I maintain that these are legitimate questions in the light of Christ's teaching that we just recently heard in the great Discourse on the Last Judgment found in Matt. 25:31-46. These words are directed to us as we stand in church and hear the Gospel proclaimed. The merciful and loving God that we believe in is also the One who will judge us, or perhaps we should say who will pronounce the sentence that we have "earned" throughout the years of our earthly existence. The Gospel is not about social programs but about the heart of each of us and how we treat "the least" that are so dear to Christ. If we fail to be neighbors to those in need, it is then that we need "safety nets" coming from our religious, social and political leaders.

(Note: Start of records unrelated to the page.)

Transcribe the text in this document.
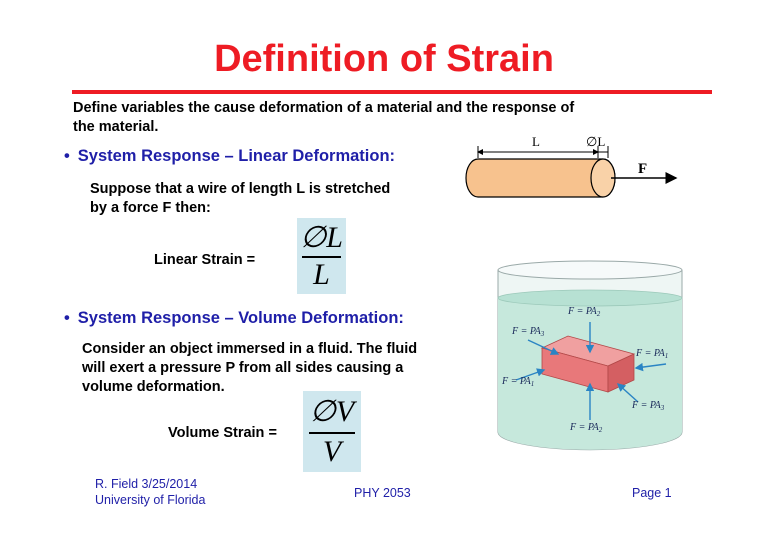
Definition of Strain
Define variables the cause deformation of a material and the response of
the material.
• System Response – Linear Deformation:
Suppose that a wire of length L is stretched
by a force F then:
Linear Strain =
∅L
L
• System Response – Volume Deformation:
Consider an object immersed in a fluid. The fluid
will exert a pressure P from all sides causing a
volume deformation.
Volume Strain =
∅V
V
L	∅L
F
$F = PA_2$
$F = PA_2$
$F = PA_3$
$F = PA_1$
$F = PA_1$
$F = PA_3$
R. Field 3/25/2014
University of Florida	PHY 2053	Page 1
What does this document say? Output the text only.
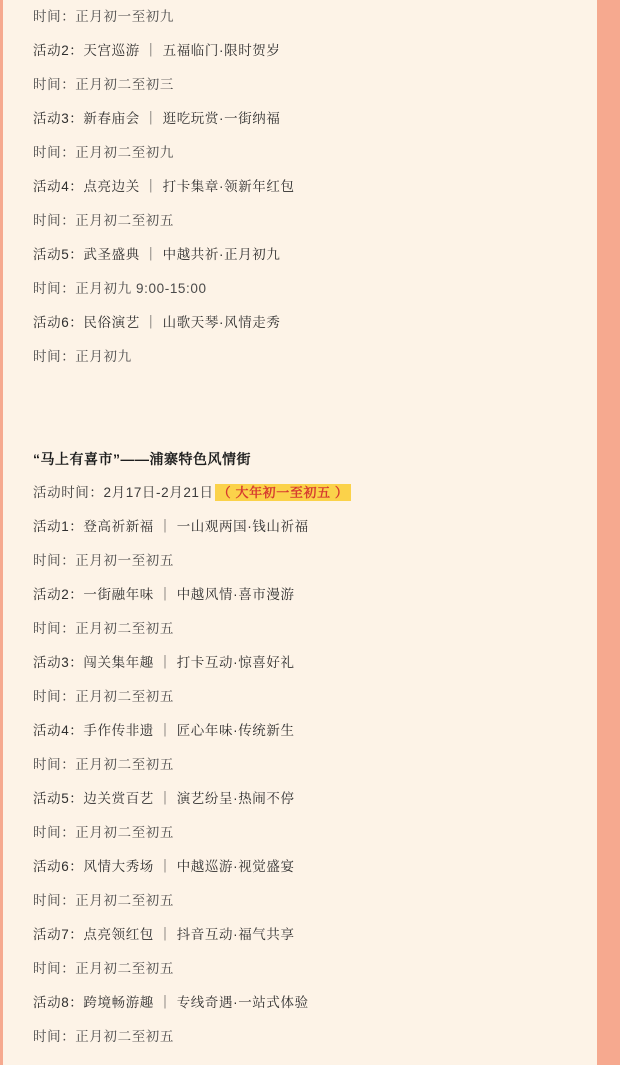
时间：正月初一至初九
活动2：天宫巡游 ｜ 五福临门·限时贺岁
时间：正月初二至初三
活动3：新春庙会 ｜ 逛吃玩赏·一街纳福
时间：正月初二至初九
活动4：点亮边关 ｜ 打卡集章·领新年红包
时间：正月初二至初五
活动5：武圣盛典 ｜ 中越共祈·正月初九
时间：正月初九 9:00-15:00
活动6：民俗演艺 ｜ 山歌天琴·风情走秀
时间：正月初九
“马上有喜市”——浦寨特色风情街
活动时间：2月17日-2月21日 （ 大年初一至初五 ）
活动1：登高祈新福 ｜ 一山观两国·钱山祈福
时间：正月初一至初五
活动2：一街融年味 ｜ 中越风情·喜市漫游
时间：正月初二至初五
活动3：闯关集年趣 ｜ 打卡互动·惊喜好礼
时间：正月初二至初五
活动4：手作传非遗 ｜ 匠心年味·传统新生
时间：正月初二至初五
活动5：边关赏百艺 ｜ 演艺纷呈·热闹不停
时间：正月初二至初五
活动6：风情大秀场 ｜ 中越巡游·视觉盛宴
时间：正月初二至初五
活动7：点亮领红包 ｜ 抖音互动·福气共享
时间：正月初二至初五
活动8：跨境畅游趣 ｜ 专线奇遇·一站式体验
时间：正月初二至初五
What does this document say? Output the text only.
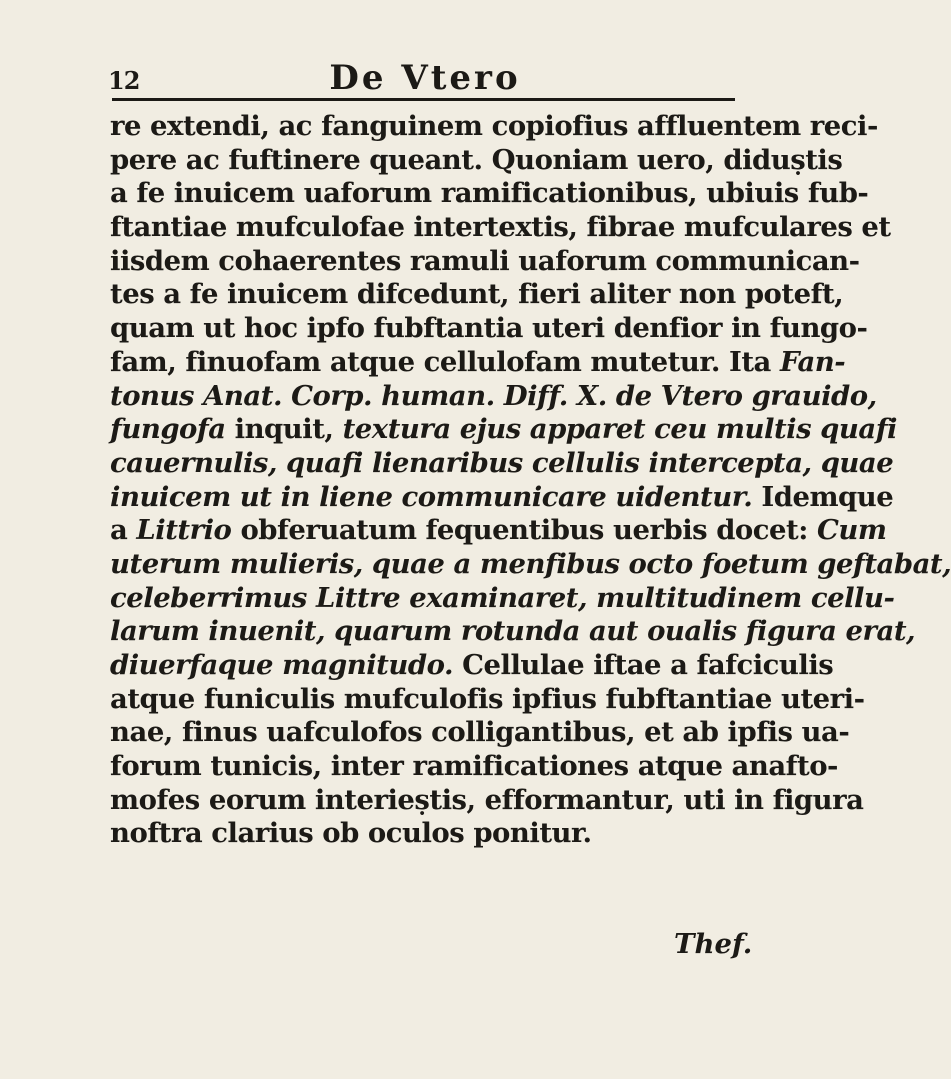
12	De Vtero
re extendi, ac fanguinem copiofius affluentem reci-
pere ac fuftinere queant. Quoniam uero, diduṣtis
a fe inuicem uaforum ramificationibus, ubiuis fub-
ftantiae mufculofae intertextis, fibrae mufculares et
iisdem cohaerentes ramuli uaforum communican-
tes a fe inuicem difcedunt, fieri aliter non poteft,
quam ut hoc ipfo fubftantia uteri denfior in fungo-
fam, finuofam atque cellulofam mutetur. Ita Fan-
tonus Anat. Corp. human. Diff. X. de Vtero grauido,
fungofa inquit, textura ejus apparet ceu multis quafi
cauernulis, quafi lienaribus cellulis intercepta, quae
inuicem ut in liene communicare uidentur. Idemque
a Littrio obferuatum fequentibus uerbis docet: Cum
uterum mulieris, quae a menfibus octo foetum geftabat,
celeberrimus Littre examinaret, multitudinem cellu-
larum inuenit, quarum rotunda aut oualis figura erat,
diuerfaque magnitudo. Cellulae iftae a fafciculis
atque funiculis mufculofis ipfius fubftantiae uteri-
nae, finus uafculofos colligantibus, et ab ipfis ua-
forum tunicis, inter ramificationes atque anafto-
mofes eorum interieṣtis, efformantur, uti in figura
noftra clarius ob oculos ponitur.
Thef.
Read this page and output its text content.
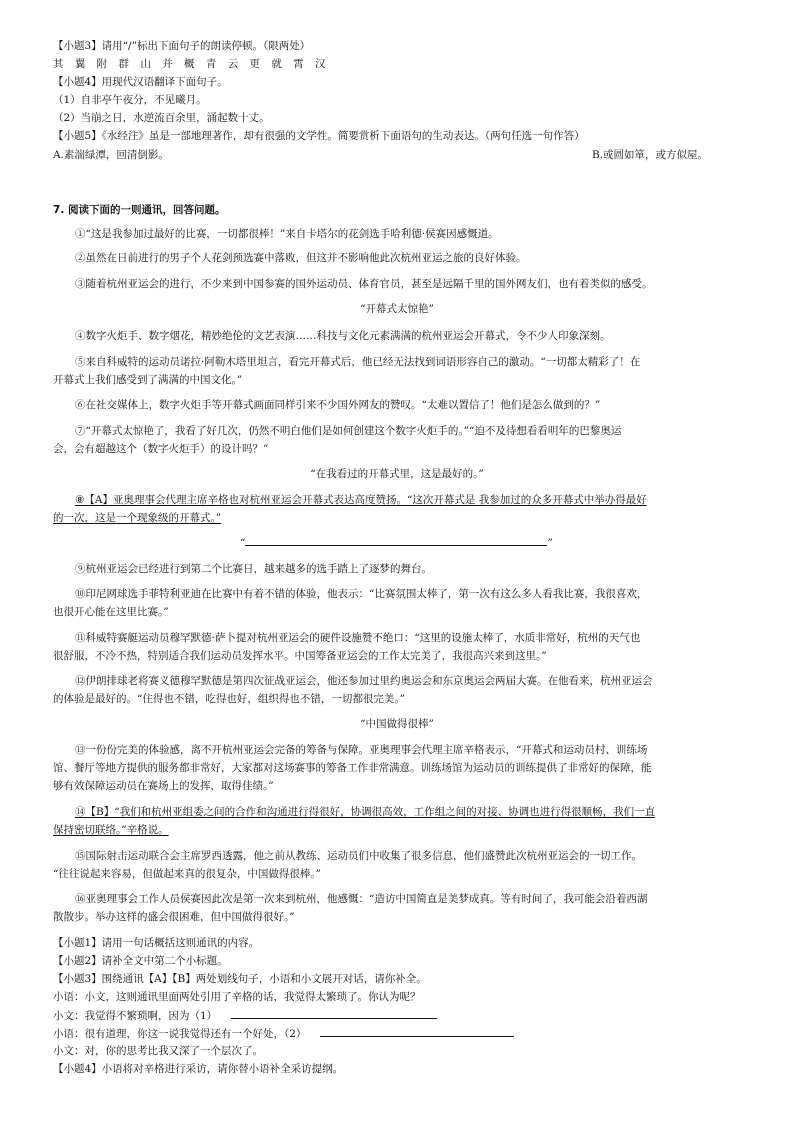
【小题3】请用“/”标出下面句子的朗读停顿。（限两处）
其 翼 附 群 山 并 概 青 云 更 就 霄 汉
【小题4】用现代汉语翻译下面句子。
（1）自非亭午夜分，不见曦月。
（2）当崩之日，水逆流百余里，涌起数十丈。
【小题5】《水经注》虽是一部地理著作，却有很强的文学性。简要赏析下面语句的生动表达。（两句任选一句作答）
A.素湍绿潭，回清倒影。	B.或圆如箪，或方似屋。
7. 阅读下面的一则通讯，回答问题。
①“这是我参加过最好的比赛，一切都很棒！”来自卡塔尔的花剑选手哈利德·侯赛因感慨道。
②虽然在日前进行的男子个人花剑预选赛中落败，但这并不影响他此次杭州亚运之旅的良好体验。
③随着杭州亚运会的进行，不少来到中国参赛的国外运动员、体育官员，甚至是远隔千里的国外网友们，也有着类似的感受。
“开幕式太惊艳”
④数字火炬手、数字烟花，精妙绝伦的文艺表演……科技与文化元素满满的杭州亚运会开幕式，令不少人印象深刻。
⑤来自科威特的运动员诺拉·阿勒木塔里坦言，看完开幕式后，他已经无法找到词语形容自己的激动。“一切都太精彩了！在
开幕式上我们感受到了满满的中国文化。”
⑥在社交媒体上，数字火炬手等开幕式画面同样引来不少国外网友的赞叹。“太难以置信了！他们是怎么做到的？”
⑦“开幕式太惊艳了，我看了好几次，仍然不明白他们是如何创建这个数字火炬手的。”“迫不及待想看看明年的巴黎奥运
会，会有超越这个（数字火炬手）的设计吗？”
“在我看过的开幕式里，这是最好的。”
⑧【A】亚奥理事会代理主席辛格也对杭州亚运会开幕式表达高度赞扬。“这次开幕式是 我参加过的众多开幕式中举办得最好
的一次，这是一个现象级的开幕式。”
“	”
⑨杭州亚运会已经进行到第二个比赛日，越来越多的选手踏上了逐梦的舞台。
⑩印尼网球选手菲特利亚迪在比赛中有着不错的体验，他表示：“比赛氛围太棒了，第一次有这么多人看我比赛，我很喜欢，
也很开心能在这里比赛。”
⑪科威特赛艇运动员穆罕默德·萨卜提对杭州亚运会的硬件设施赞不绝口：“这里的设施太棒了，水质非常好，杭州的天气也
很舒服，不冷不热，特别适合我们运动员发挥水平。中国筹备亚运会的工作太完美了，我很高兴来到这里。”
⑫伊朗排球老将赛义德穆罕默德是第四次征战亚运会，他还参加过里约奥运会和东京奥运会两届大赛。在他看来，杭州亚运会
的体验是最好的。“住得也不错，吃得也好，组织得也不错，一切都很完美。”
“中国做得很棒”
⑬一份份完美的体验感，离不开杭州亚运会完备的筹备与保障。亚奥理事会代理主席辛格表示，“开幕式和运动员村、训练场
馆、餐厅等地方提供的服务都非常好，大家都对这场赛事的筹备工作非常满意。训练场馆为运动员的训练提供了非常好的保障，能
够有效保障运动员在赛场上的发挥，取得佳绩。”
⑭【B】“我们和杭州亚组委之间的合作和沟通进行得很好，协调很高效，工作组之间的对接、协调也进行得很顺畅，我们一直
保持密切联络。”辛格说。
⑮国际射击运动联合会主席罗西透露，他之前从教练、运动员们中收集了很多信息，他们盛赞此次杭州亚运会的一切工作。
“往往说起来容易，但做起来真的很复杂，中国做得很棒。”
⑯亚奥理事会工作人员侯赛因此次是第一次来到杭州，他感慨：“造访中国简直是美梦成真。等有时间了，我可能会沿着西湖
散散步。举办这样的盛会很困难，但中国做得很好。”
【小题1】请用一句话概括这则通讯的内容。
【小题2】请补全文中第二个小标题。
【小题3】围绕通讯【A】【B】两处划线句子，小语和小文展开对话，请你补全。
小语：小文，这则通讯里面两处引用了辛格的话，我觉得太繁琐了。你认为呢？
小文：我觉得不繁琐啊，因为（1）
小语：很有道理，你这一说我觉得还有一个好处，（2）
小文：对，你的思考比我又深了一个层次了。
【小题4】小语将对辛格进行采访，请你替小语补全采访提纲。
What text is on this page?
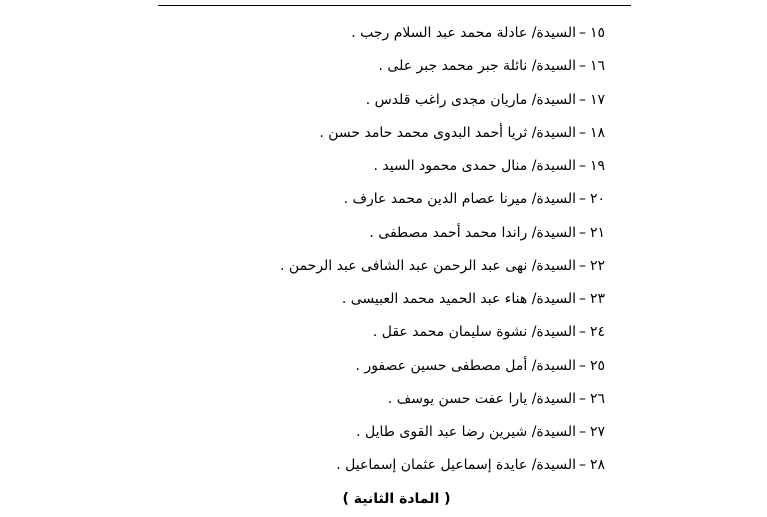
١٥–السيدة/ عادلة محمد عبد السلام رجب .
١٦–السيدة/ نائلة جبر محمد جبر على .
١٧–السيدة/ ماريان مجدى راغب قلدس .
١٨–السيدة/ ثريا أحمد البدوى محمد حامد حسن .
١٩–السيدة/ منال حمدى محمود السيد .
٢٠–السيدة/ ميرنا عصام الدين محمد عارف .
٢١–السيدة/ راندا محمد أحمد مصطفى .
٢٢–السيدة/ نهى عبد الرحمن عبد الشافى عبد الرحمن .
٢٣–السيدة/ هناء عبد الحميد محمد العبيسى .
٢٤–السيدة/ نشوة سليمان محمد عقل .
٢٥–السيدة/ أمل مصطفى حسين عصفور .
٢٦–السيدة/ يارا عفت حسن يوسف .
٢٧–السيدة/ شيرين رضا عبد القوى طايل .
٢٨–السيدة/ عايدة إسماعيل عثمان إسماعيل .
( المادة الثانية )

On a personal level, we need to help the "the least" of Christ's brothers and sisters. And we need to feel deeply in our hearts a painful recognition and sorrow for "those people whom other people have thrown away." Can we even grasp for a moment what it will mean for us to hear the words of the glorified Son of man: "Come, O blessed of my Father, inherit the kingdom prepared for you from the foundation of the world." (Matt. 25:34) For we worship "the God of Abraham, and the God of Isaac, and the God of Jacob," the living God (Matt. 22:32) who "does not throw away people." I, for one, am deeply grateful to Sister Nonna Verna Harrison for bringing this to our attention through her heartfelt dedication found at the beginning of her marvelous book.